Brett M. Biebelberg ’16, a UC representative who also participates in first responder organization CrimsonEMS, says that student groups fill a need for social opportunities created by Harvard’s lack of a large Greek scene that is present on other college campuses. Other students add that they derive much of their social lives from the students they meet in various groups.
“One of the big drivers of [selecting extracurriculars] are whether or not [students] feel they’re making friends in the activity and whether they feel like they have a strong affinity for the people they’re meeting,” says Thomas S. Wooten ’08, a tutor in Quincy House and Ph.D. candidate in the Sociology Department who is currently researching extracurricular life at Harvard.
Wooten adds that, for some students, extracurricular life seems to be “supplanting social life with a blocking group or social life in a House.”
Beyond the social opportunities, members of student groups learn practical skills by working with peers, planning meetings, and networking while pursuing a passion, they say. The desire for applicable, real-world skills can push students to seek leadership experience in the ranks of one of many existing groups—and if they don’t like their options, they create their own.
UC President Gus A. Mayopoulos ’15, who served as president of the humor publication Satire V before he led the UC’s charge to demand that administrators increase funding for student groups, highlights negotiation as one of the many skills he has developed through extracurriculars.
Ziyao “Eric” Wang ’15, co-president of the Harvard-Radcliffe Chinese Students Association, adds that through extracurriculars, he has learned “how to be a leader, how to manage, how to think about structural and organizational questions, how to build a network,” among other skills. Wang has been involved in a number of other groups, such as Harvard Student Agencies and the Harvard China Forum.
‘THIS IS AN ACADEMIC INSTITUTION’
While administrators and faculty largely acknowledge the educational and social value of participating in student groups, they maintain that students’ commitments to the classroom should and must remain their top priority.

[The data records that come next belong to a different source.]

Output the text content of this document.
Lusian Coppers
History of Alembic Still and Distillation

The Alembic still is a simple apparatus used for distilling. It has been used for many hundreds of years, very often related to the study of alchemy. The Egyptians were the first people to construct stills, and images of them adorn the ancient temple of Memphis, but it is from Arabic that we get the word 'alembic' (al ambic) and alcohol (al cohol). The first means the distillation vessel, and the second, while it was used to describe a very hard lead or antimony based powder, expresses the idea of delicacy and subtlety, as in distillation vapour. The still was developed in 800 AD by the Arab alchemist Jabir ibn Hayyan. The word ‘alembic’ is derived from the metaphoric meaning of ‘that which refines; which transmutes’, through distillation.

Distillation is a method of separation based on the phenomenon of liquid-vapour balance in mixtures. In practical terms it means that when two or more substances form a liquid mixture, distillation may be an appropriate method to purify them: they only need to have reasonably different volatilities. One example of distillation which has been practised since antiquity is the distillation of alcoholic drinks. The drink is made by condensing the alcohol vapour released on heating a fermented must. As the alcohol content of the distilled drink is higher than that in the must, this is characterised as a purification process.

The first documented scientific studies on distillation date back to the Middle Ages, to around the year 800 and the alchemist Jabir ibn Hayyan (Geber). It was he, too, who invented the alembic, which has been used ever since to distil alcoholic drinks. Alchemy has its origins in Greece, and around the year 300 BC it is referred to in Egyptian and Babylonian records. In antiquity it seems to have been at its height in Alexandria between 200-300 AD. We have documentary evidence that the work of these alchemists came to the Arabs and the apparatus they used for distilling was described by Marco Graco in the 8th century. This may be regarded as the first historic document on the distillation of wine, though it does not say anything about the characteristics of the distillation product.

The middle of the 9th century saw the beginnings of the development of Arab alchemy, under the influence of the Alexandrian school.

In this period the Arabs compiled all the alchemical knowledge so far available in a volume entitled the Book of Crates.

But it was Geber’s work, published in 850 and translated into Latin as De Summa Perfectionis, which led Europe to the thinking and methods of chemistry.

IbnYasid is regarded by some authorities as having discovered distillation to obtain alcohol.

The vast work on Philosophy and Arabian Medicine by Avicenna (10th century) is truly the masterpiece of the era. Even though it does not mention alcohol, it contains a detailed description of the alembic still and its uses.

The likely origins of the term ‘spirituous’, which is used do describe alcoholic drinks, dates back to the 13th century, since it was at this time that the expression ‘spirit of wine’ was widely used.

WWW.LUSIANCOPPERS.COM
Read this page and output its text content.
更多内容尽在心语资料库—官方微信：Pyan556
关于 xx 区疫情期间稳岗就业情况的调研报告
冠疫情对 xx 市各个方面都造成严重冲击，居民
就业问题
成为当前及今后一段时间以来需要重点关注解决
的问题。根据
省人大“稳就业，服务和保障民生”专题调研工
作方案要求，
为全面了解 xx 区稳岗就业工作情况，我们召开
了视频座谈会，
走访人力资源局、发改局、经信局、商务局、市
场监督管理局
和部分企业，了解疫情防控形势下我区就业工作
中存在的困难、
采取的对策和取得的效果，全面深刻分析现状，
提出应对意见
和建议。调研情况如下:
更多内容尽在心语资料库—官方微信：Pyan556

"One thing that we know is that students who participate in activities will get more out of their college experience,” says Friedrich, who at the Office of Student Life oversees the registration process for student groups.
But Friedrich, like many of his colleagues, expresses the concern that some students may be having trouble balancing their extracurricular commitments with academics. “Academics do need to come first,” he says. “They are the priority here.”
History professor James T. Kloppenberg says extracurricular activities are valuable—but only if they are truly “extra” curricular, meaning that they do not supercede commitment to the academic realm.
“They should understand that they’re here to get an education, not to join 15 clubs,” adds Harry R. Lewis ’68, a computer science professor and former dean of the College.